"By the way of Latin," put in the artisan, addressing his wife, "did Lefevre drop in during the day?"

"No, my friend; I am as much surprised as yourself at the increasing rareness of his calls; formerly few were the days that he did not visit us; perhaps he is sick, or absent from Paris. I shall inquire after him to-morrow."

"Lefevre is a learned Latinist," said Christian, addressing Monsieur John; "he is one of my oldest friends; he teaches at the University. He is a rough and tough mountaineer from Savoy. But under his rude external appearance beats an excellent heart. We think very highly of him."

Christian was about to proceed when he was interrupted by the following ditty that came from the street, and was sung by a sonorous voice:

"A Franc-Taupin had an ash-tree bow,
All eaten with worms, and all knotted its cord;
His arrow was made out of paper, and plumed,
And tipped at the end with a capon's spur.
Derideron, vignette on vignon! Derideron!"

"It is uncle! His favorite song announces him!" said Hena joyfully, as she rose to open the house-door.

CHAPTER VI.
THE FRANC-TAUPIN.

Josephin, Bridget's brother, surnamed Tocquedillon the Franc-Taupin, stepped into the room. A soldier of adventure since his fifteenth year, he had run away from the paternal home, and soon thereafter enrolled with the Franc-Taupins, a sort of irregular militia, whose duty it was to dig the trenches intended to cover the approaches of the assailants at the siege of a city. These mercenary soldiers were named "Franc-Taupins" because, like the franc archers, they were "frank" or free from taxation, and because their underground work bore great resemblance to that of the taupe—mole. Once out of their trenches, the saying was, the Franc-Taupins displayed but little courage. Whether justly or unjustly, the poltroonery of the Franc-Taupin became proverbial, as evidenced by the favorite song of Bridget's brother. This personage, however, was anything but a poltroon. Just the reverse. After he had twice or three times turned up the earth at as many sieges, he disdained to belong to a corps of such cowardly renown, and enrolled in another irregular militia, one that stood in general dread—the Adventurers or Pendards, of whom a contemporaneous writer drew the following and, unfortunately, but too truthful picture:

"What a vagabond, flagitious, murderous set are these Pendards! They are deniers of God, ravishing wolves, violators of women, devourers of the people! They drive the good man out of his house, empty his pot of wine and sleep in his bed. Their garb matches their disorderly habits. They wear shirts with long sleeves, open in front and exposing their hirsute chests; their streaked hose do not cover their flesh; their calves are left bare and they carry their socks in their belts for fear of wearing them out. Poultry trembles in the hen-coops at their approach, and so does bacon in the pantry. Brawling, roistering, audacious, ever with their mouths wide open, they love nothing better than to guzzle in company the wine that they have jointly stolen."

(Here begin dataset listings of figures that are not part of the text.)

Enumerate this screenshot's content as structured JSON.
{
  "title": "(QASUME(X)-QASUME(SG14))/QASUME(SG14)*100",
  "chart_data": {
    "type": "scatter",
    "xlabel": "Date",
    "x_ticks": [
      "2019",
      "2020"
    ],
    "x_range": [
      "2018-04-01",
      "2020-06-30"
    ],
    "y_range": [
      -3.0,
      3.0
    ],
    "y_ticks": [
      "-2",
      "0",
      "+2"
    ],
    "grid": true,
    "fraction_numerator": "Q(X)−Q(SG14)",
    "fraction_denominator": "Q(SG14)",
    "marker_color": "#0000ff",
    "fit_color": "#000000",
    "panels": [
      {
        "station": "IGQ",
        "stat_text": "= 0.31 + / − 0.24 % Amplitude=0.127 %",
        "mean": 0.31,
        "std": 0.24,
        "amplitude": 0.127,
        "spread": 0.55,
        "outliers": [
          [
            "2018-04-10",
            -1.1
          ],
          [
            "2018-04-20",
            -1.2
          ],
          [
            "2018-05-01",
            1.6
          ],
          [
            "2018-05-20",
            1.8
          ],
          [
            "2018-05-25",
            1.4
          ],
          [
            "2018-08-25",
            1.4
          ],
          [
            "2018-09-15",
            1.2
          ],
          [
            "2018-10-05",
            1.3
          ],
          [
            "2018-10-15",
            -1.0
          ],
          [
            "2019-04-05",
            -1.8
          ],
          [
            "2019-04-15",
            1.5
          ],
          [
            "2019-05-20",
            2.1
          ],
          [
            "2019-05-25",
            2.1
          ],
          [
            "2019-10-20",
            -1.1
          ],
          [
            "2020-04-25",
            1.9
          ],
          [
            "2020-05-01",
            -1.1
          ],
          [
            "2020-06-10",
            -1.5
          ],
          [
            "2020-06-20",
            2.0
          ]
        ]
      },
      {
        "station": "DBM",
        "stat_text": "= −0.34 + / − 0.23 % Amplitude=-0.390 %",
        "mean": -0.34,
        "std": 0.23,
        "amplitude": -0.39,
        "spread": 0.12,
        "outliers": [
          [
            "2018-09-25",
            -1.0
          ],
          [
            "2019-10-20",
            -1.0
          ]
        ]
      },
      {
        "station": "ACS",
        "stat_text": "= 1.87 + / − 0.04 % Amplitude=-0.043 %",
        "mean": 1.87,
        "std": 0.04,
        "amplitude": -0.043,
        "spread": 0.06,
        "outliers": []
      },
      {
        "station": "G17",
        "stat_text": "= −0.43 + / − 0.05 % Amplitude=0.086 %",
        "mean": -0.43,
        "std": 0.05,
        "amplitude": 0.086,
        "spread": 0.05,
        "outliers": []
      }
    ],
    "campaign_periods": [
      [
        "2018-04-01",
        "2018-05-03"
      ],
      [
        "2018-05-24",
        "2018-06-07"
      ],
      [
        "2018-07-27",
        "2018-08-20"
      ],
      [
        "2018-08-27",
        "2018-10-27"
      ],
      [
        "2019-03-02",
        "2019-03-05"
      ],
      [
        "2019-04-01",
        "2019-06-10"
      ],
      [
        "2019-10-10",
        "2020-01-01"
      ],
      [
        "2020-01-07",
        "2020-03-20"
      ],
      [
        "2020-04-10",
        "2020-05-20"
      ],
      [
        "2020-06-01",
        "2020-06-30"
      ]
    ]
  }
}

Despite his intrepidity in war, and without resembling at all points this picture of the Pendards, Tocquedillon the Franc-Taupin, preserved strong features of the same. For all that, however, he adored, venerated his sister, and from the moment that he sat down at her hearth he would seem metamorphosed. Nothing in either his words or his conduct would then recall the audacious adventurer. Timid, affectionate, realizing how unbecoming the slang of the tavern or of even worse places would be in the presence of Bridget's children, of whom he was as fond as of her herself, he always controlled himself and never uttered in their presence any but decorous language. For Christian he had as much love as respect. As the saying goes, he would have gone through fire for the family. The Franc-Taupin was at this time about thirty years of age; he was lean, bony and about six feet high. Scarred with innumerable wounds, and partly blinded in battle, he wore a large black patch over his left eye. He kept his hair close cropped, his beard cut into a point under his chin, and his moustache twisted upward. His nose was pimply through excessive indulgence in wine, and his thick-lipped mouth, slit from ear to ear, exposed two rows of desultory shark's teeth every time that, as a true roisterer, he gave a loose to his imperturbable mirthfulness.